The input data is a `dict`

where each key is a `neoml.Dnn.Source`

layer name and the corresponding value is the `neoml.Blob.Blob`

that should be passed in to this layer.

```
[16]:
```

```
def run_net(X, y, batch_size, dnn, is_train):
"""Runs dnn on given data"""
start = time.time()
total_loss = 0.
run_iter = dnn.learn if is_train else dnn.run
math_engine = dnn.math_engine
layers = dnn.layers
loss = layers['loss']
accuracy = layers['accuracy']
sink = layers['accuracy_sink']
accuracy.reset = True # Reset previous statistics
# Iterate over batches
for X_batch, y_batch in irnn_data_iterator(X, y, batch_size, math_engine):
# Run the network on the batch data
run_iter({'data': X_batch, 'labels': y_batch})
total_loss += loss.last_loss * y_batch.batch_width # Update epoch loss
accuracy.reset = False # Don't reset statistics within one epoch
avg_loss = total_loss / y.shape[0]
avg_acc = sink.get_blob().asarray()[0]
run_time = time.time() - start
return avg_loss, avg_acc, run_time
```

*Note*: It will take 3-4 hours to train.
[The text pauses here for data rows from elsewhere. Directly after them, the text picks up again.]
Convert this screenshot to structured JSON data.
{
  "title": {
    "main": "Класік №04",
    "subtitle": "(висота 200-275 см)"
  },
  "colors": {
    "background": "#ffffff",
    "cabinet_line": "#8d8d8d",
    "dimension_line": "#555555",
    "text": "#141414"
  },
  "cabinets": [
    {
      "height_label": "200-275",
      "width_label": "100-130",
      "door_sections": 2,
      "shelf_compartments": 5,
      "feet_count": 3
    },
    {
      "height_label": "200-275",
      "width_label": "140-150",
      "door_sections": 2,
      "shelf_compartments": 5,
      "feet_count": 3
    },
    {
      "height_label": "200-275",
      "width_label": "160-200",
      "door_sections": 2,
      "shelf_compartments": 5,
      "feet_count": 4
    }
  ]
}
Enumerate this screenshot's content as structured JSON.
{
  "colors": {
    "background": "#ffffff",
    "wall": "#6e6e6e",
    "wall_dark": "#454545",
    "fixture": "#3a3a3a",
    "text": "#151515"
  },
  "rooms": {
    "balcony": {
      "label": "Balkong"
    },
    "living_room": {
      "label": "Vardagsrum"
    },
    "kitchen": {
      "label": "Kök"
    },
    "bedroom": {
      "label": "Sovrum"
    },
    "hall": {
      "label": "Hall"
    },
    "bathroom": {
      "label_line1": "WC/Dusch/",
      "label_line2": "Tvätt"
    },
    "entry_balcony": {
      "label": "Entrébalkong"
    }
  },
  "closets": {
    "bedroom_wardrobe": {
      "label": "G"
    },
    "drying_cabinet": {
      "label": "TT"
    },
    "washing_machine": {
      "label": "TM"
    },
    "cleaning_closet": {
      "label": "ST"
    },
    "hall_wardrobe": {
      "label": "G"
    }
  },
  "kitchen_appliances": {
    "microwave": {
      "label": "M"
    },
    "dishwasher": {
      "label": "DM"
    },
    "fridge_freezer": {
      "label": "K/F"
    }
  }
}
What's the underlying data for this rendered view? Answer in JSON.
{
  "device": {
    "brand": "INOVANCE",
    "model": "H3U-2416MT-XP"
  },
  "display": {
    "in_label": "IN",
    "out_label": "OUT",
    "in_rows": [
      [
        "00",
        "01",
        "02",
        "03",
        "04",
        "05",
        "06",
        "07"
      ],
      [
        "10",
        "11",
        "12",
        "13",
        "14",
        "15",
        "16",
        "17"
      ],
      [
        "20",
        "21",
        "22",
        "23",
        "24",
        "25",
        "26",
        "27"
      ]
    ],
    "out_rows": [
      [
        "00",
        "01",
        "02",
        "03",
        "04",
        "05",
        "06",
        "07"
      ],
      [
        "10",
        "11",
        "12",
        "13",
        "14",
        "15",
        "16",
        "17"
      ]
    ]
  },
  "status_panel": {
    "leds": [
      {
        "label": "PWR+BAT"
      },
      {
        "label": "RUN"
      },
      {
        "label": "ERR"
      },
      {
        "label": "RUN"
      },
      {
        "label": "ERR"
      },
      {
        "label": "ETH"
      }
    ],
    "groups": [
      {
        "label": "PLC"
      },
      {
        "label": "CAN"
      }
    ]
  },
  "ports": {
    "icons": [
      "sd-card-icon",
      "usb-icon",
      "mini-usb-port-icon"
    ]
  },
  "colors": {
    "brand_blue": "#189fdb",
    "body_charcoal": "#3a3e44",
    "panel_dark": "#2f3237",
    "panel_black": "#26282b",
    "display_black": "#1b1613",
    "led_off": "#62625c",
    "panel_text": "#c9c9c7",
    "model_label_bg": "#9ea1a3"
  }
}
You may uncomment print statements to see the progress.

```
[17]:
```

```
%%time
import time
batch_size = 40
n_epoch = 200
for epoch in range(n_epoch):
# Train
train_loss, train_acc, run_time = run_net(X_train, y_train, batch_size,
dnn, is_train=True)
# print(f'Train #{epoch}\tLoss: {train_loss:.4f}\t'
# f'Accuracy: {train_acc:.4f}\tTime: {run_time:.2f} sec')
# Test
test_loss, test_acc, run_time = run_net(X_test, y_test, batch_size,
dnn, is_train=False)
# print(f'Test #{epoch}\tLoss: {test_loss:.4f}\t'
# f'Accuracy: {test_acc:.4f}\tTime: {run_time:.2f} sec')
print(f'Final test acc: {test_acc:.4f}')
```

```
Final test acc: 0.9050
Wall time: 3h 54min 34s
```

As we can see, this model actually has achieved 0.9+ accuracy on these long sequences, confirming the paper’s results.